Не Вовка ли Калашников навел меня на то, что цветовое пятно очень многое может означать? Вовка малевал, нашептывал, видно, собственные мазки что-то подвигали и подвигали к его голове — и как-то, помню, утром он мне говорит:
— Сон видел… Коричневый. И все по углам стоят. Не двигаются.
Ужас, радость, встреча, нескончаемый урок, проход вражьего проходного двора, лето приобретали под его кисточкой собственные цвета. У меня перед глазами была сейчас ровная прохладная голубизна.
— Я сейчас, — сказал я своим спутникам.
Они смотрели на меня как на сумасшедшего. Радист — с отчетливым оттенком презрения. Люба — с оттенком жалости.
Букет стоил две трети того, что хрустело у меня в кармане. Но что это был за букет! Метровые темно-зеленые стебли были крепки, как карандаши, а сами гвоздики огромные, нежные и, как все гвоздики, поражали тем, что одинаково замечательно живут и в одиночку и в букете — даже розы не умеют так равноправно, так достойно сосуществовать! Я был чем дальше, тем больше доволен своей покупкой… А Люба вдруг взяла меня под руку. И у нее стали закругляться углы губ. И о своем свертке она будто стала забывать, только когда он задевал ее колено, она опускала на него глаза, и тогда взгляд ее вспыхивал земным удовлетворением. И тут же она снова глядела на цветы.

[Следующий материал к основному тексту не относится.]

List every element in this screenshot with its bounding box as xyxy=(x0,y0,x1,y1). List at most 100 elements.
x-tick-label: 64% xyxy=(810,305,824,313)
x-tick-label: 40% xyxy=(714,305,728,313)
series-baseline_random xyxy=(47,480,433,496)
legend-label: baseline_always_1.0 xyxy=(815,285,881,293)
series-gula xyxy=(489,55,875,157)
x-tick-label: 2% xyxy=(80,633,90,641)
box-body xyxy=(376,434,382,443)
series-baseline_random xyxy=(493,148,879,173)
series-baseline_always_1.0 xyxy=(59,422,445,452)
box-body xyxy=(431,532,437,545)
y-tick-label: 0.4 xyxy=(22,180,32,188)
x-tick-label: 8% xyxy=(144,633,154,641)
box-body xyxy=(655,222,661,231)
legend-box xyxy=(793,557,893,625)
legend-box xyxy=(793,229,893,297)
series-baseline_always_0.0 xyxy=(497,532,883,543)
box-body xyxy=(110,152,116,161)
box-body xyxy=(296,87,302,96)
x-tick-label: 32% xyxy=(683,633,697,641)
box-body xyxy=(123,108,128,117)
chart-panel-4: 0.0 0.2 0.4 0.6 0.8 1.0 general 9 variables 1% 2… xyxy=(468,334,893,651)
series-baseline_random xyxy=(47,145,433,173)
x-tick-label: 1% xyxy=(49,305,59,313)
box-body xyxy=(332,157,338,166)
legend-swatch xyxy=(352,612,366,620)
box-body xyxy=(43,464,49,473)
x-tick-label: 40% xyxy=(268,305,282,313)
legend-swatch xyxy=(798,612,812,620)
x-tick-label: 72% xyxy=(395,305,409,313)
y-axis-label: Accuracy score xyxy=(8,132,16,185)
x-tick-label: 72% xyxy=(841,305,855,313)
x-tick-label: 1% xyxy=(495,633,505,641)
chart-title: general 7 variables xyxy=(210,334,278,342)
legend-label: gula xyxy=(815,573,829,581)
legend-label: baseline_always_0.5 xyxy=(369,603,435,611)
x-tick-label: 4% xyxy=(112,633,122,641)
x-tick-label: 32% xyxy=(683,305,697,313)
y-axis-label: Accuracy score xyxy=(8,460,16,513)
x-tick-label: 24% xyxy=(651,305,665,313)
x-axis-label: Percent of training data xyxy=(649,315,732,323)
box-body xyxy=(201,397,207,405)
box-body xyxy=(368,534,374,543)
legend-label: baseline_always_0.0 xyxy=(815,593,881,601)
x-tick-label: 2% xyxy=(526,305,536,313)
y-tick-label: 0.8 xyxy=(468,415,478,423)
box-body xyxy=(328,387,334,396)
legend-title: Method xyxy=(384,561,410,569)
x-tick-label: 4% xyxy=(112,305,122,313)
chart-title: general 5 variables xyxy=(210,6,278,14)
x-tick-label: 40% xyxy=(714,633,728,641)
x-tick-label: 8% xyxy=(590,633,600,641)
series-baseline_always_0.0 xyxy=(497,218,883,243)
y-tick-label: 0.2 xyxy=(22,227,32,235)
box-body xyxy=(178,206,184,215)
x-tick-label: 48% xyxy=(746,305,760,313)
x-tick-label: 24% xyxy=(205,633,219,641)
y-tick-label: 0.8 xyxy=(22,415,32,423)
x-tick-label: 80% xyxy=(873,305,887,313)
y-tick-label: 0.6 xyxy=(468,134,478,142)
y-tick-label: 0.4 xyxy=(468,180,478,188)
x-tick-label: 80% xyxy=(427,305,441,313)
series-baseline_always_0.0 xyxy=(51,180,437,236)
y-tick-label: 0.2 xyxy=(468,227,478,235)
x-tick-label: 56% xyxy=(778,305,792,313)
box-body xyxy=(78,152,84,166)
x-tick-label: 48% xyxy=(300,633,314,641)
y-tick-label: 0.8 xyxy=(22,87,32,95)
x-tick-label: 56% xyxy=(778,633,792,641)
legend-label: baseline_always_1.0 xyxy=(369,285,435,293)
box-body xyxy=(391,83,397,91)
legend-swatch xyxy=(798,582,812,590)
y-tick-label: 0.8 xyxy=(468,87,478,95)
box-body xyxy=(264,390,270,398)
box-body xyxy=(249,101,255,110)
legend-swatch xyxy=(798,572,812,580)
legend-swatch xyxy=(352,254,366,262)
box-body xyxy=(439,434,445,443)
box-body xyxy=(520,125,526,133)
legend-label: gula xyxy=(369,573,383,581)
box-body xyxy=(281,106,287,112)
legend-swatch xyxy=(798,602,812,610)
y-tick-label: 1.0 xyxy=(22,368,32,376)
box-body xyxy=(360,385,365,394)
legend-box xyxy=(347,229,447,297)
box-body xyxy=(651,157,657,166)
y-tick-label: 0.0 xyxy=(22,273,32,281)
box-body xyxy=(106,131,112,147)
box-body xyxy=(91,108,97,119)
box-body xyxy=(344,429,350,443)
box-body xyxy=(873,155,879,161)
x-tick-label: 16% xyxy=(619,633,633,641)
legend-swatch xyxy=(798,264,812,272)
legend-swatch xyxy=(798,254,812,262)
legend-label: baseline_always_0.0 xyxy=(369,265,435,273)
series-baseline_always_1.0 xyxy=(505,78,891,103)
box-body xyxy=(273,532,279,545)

— Зачем они вам? Для кого?
И качала головой и как-то по-бабьи, но и по-дружески тепло прижимала мой локоть к себе. А это немало, особенно когда ты в Западной Германии.
Я стоял в своей каюте и смотрел в иллюминатор — по причалу к трапу возвращались грибоедовцы. Ракурс наблюдения был странным — глаза мои находились на уровне щиколоток. Людей, которые были еще далеко, я мог увидеть целиком, тех, кто подходил к борту, видел лишь частично. Увидел Настю. Открыть иллюминатор и окликнуть? А потом, когда присядет на корточки, сунуть букет, как из подвала? Я взял цветы и пошел ее искать. Ни каюты, ни номера ее телефона я еще не знал.
Нельзя прятать за спину такие цветы, но еще глупее нести их по узким коридорам перед собой, глупо улыбаясь встречным девушкам из пассажирской службы, которые улыбаются тебе. Я блуждал по коридорам и палубам, готовый себя проклясть. Зря мы оба обрадовались встрече. Нам опять ничего не понять и не выяснить — и ни она не сможет здесь быть собой, ни я. Наверно, я встретил уже всех женщин судна по три раза, прежде чем на верхней палубе увидел Настю. Она была не одна — около нее стоял тот самый высокий и стройный господин Швейниц, который прибыл на «Грибоедов» с японоамериканкой. Невесты сейчас при нем не было, и он что-то весьма быстро и весьма непринужденно излагал Насте, а она вежливо улыбалась. По-немецки я не понимаю ни слова, но, может, именно потому, что я не понимал ни слова, мне начало казаться, что не просто так он заговорил с Настей. Как только она пыталась сделать шаг, он, не переставая говорить и посмеиваться, тоже делал шаг, и она опять должна была ему отвечать. А я был с этим синим букетом. Очень подходящим оказался цвет. Мне ничего не оставалось, как стоять поодаль, делая вид, что мне страшно нравится пасмурный Бремерхафен и потому я решил бросить на его причал при отходе эти цветы. Но нельзя же бесконечно так стоять. Я подошел к ним и, когда она меня увидела, сказал:
— Это тебе. А ему скажи, что ты на работе и к тебе нельзя приставать.
Она бросила на немца быстрый взгляд.
— Егора, здесь так не делают.
— Очень даже делают.
— Я надеюсь, что господин… не понимает по-русски.
Он сам подтвердил, что не понимает. Кажется, только тут она увидела цветы.
— О, господи… ты с ума сошел! Сколько ты на них истратил?
— Они росли просто так.
— Ну, перестань! Скажи мне… — Она на миг даже забыла о своем немце. — Ты что, действительно сам их купил?! Но на что? Это же… Это же в переводе…
Как будто блеск ее испуганных, снова чуть-чуть закосивших глаз можно было перевести на цены джинсов, магнитофонных пленок или мотков шерсти.